A Magalu tem publicações voltadas a itens específicos. No caso dos bonecos Labubu, por exemplo, o site indica a verificação da caixa (deve ser fosca), da quantidade de dentes (nove no original) e até do cheiro do brinquedo.
Ao comprar celulares, a principal recomendação é verificar o IMEI associado a ele. O de aparelhos vendidos no Brasil deve começar com 35, 11 ou 12. Para exibir o código, basta digitar *#06# no aplicativo de chamadas. Após a consulta, é importante comparar o número mostrado na tela com o da etiqueta colada na caixa. A divergência entre eles pode indicar problemas de procedência.
Fabiana Saenz, diretora de inteligência antifraude do Mercado Livre, desaconselha o acesso a links enviados por e-mail, SMS e redes sociais por remetentes que se passam por empresas confiáveis. Acessar o site da loja diretamente, digitando o endereço no navegador, é, segundo ela, um dos meios de evitar sites fraudulentos.
Em relação ao pagamento, Saenz recomenda verificar sempre a identidade do destinatário antes de confirmar a transação, em especial quando feita via Pix. Colocar informações financeiras em sites desconhecidos ou de procedência duvidosa é outro risco apresentado por ela.
COMO EVITAR A COMPRA DE PRODUTOS ILÍCITOS
- Reputação e Identificação do Vendedor: o Procon recomenda priorizar lojas e sites conhecidos ou indicados por pessoas de confiança. No caso dos marketplaces, o consumidor deve verificar as avaliações e informações do anunciante —saber os dados dos vendedores facilita eventuais reclamações. Produtos como medicamentos e celulares devem ser comprados apenas de locais especializados. Segundo o órgão, é preciso tomar cuidado com feiras, barraquinhas de rua e vendedores ambulantes;
- Preço muito baixo: se o valor for muito inferior ao preço de mercado, é um sinal de que o item pode ser falsificado, pirateado ou fruto de crime;
- Termos usados em anúncios: descrições com palavras como "réplica", "similar" e "equivalente" são indicações de produtos ilegais. Além disso, afirmar que o item anunciado tem as mesmas funções do original também indica ilicitude;
- Informações vagas: segundo o Procon, deve-se desconfiar de descrições genéricas em anúncios e buscar produtos com mais detalhes. A depender do nível de desconfiança, o órgão recomenda o questionamento da procedência ao vendedor;
- Qualidade e acabamento: examinar o produto com atenção ajuda a identificar falhas de fabricação.

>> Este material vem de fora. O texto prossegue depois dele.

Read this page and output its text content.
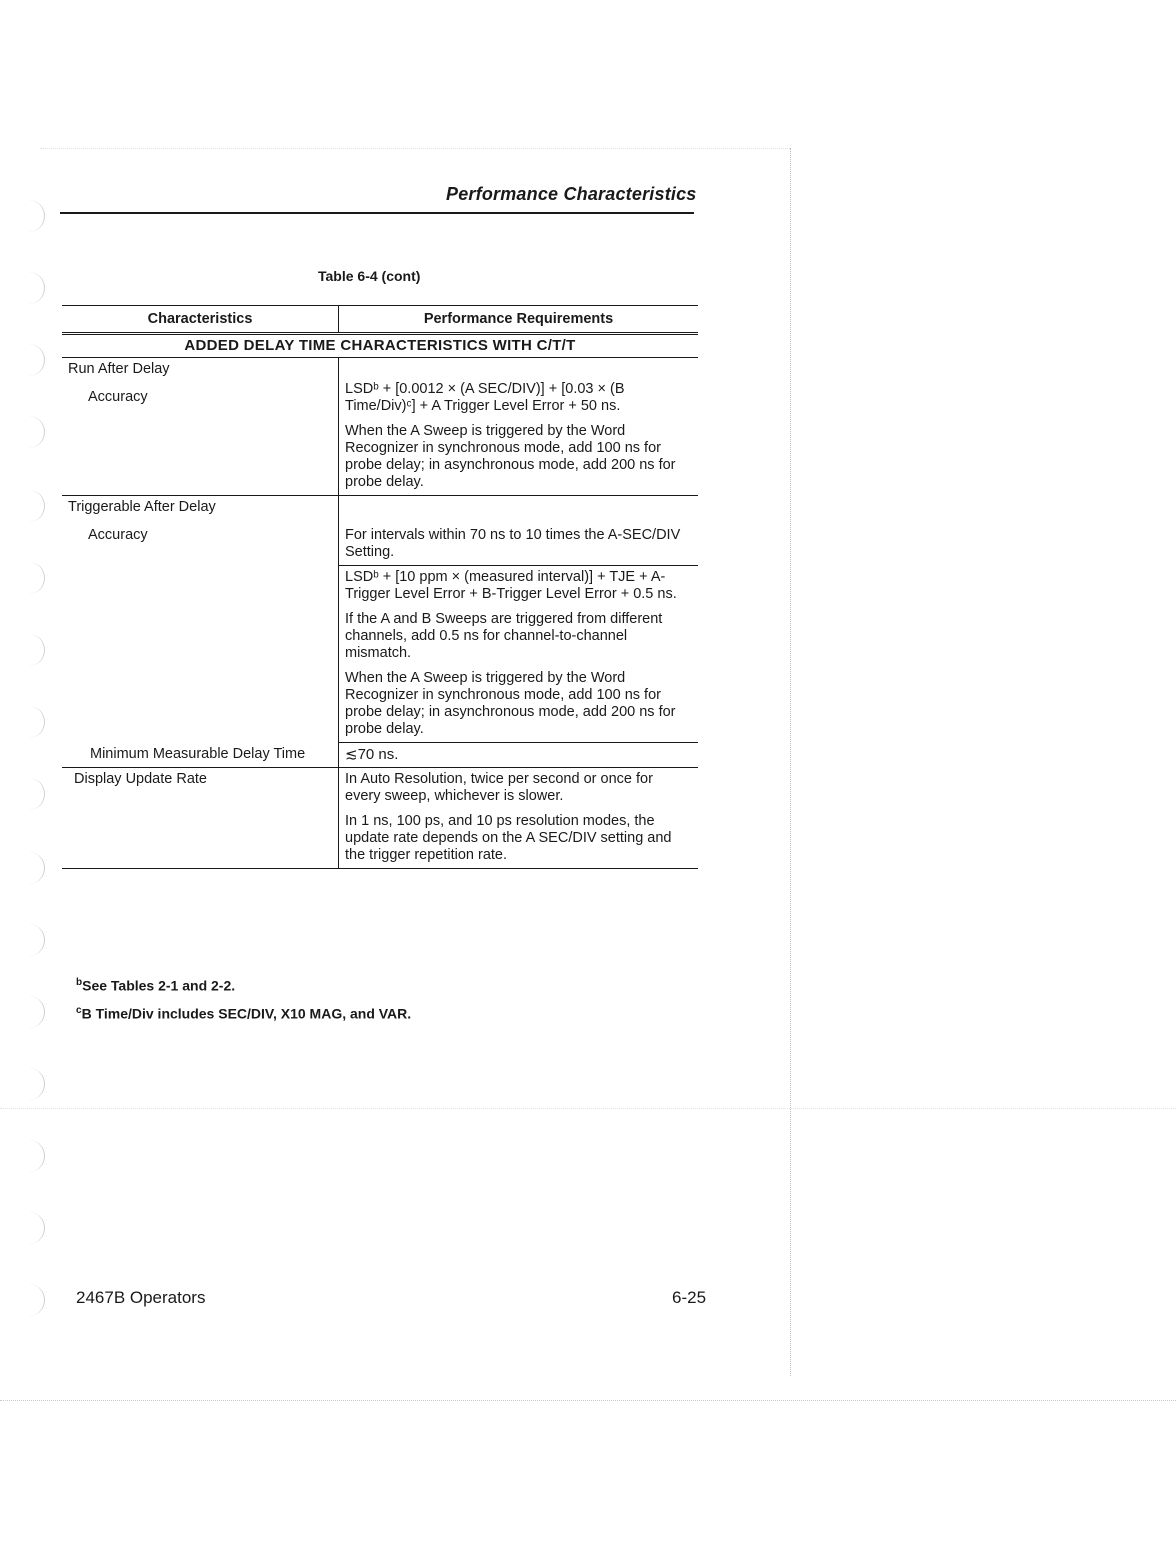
Performance Characteristics
Table 6-4 (cont)
Characteristics	Performance Requirements
ADDED DELAY TIME CHARACTERISTICS WITH C/T/T	
Run After Delay
Accuracy	LSDᵇ + [0.0012 × (A SEC/DIV)] + [0.03 × (B Time/Div)ᶜ] + A Trigger Level Error + 50 ns.
When the A Sweep is triggered by the Word Recognizer in synchronous mode, add 100 ns for probe delay; in asynchronous mode, add 200 ns for probe delay.

Triggerable After Delay
Accuracy	For intervals within 70 ns to 10 times the A-SEC/DIV Setting.

	LSDᵇ + [10 ppm × (measured interval)] + TJE + A-Trigger Level Error + B-Trigger Level Error + 0.5 ns.
If the A and B Sweeps are triggered from different channels, add 0.5 ns for channel-to-channel mismatch.
When the A Sweep is triggered by the Word Recognizer in synchronous mode, add 100 ns for probe delay; in asynchronous mode, add 200 ns for probe delay.

Minimum Measurable Delay Time	≲70 ns.

Display Update Rate	In Auto Resolution, twice per second or once for every sweep, whichever is slower.
In 1 ns, 100 ps, and 10 ps resolution modes, the update rate depends on the A SEC/DIV setting and the trigger repetition rate.
$^b$See Tables 2-1 and 2-2.
$^c$B Time/Div includes SEC/DIV, X10 MAG, and VAR.
2467B Operators	6-25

Peças e costuras soltas, logotipos malfeitos e informações ausentes sobre fabricação, origem, validade e modo de usar também podem ser percebidas no exame inicial do item ou das fotos. A presença de selos de autenticidade e certificações de órgãos reguladores como Anatel, Anvisa ou Inmetro é um sinal de legitimidade.
- Segurança de pagamento: em compras virtuais, são recomendados meios de pagamento que só liberem o dinheiro após a checagem do produto pelo consumidor.
- Devolução: no caso de compras feitas pela internet, a lei dá ao consumidor o direito de devolver o produto em até sete dias contados do recebimento. Quem receber um produto ilícito pode, além de denunciar o caso à plataforma em que fez a compra, pedir a devolução e o estorno do dinheiro gasto.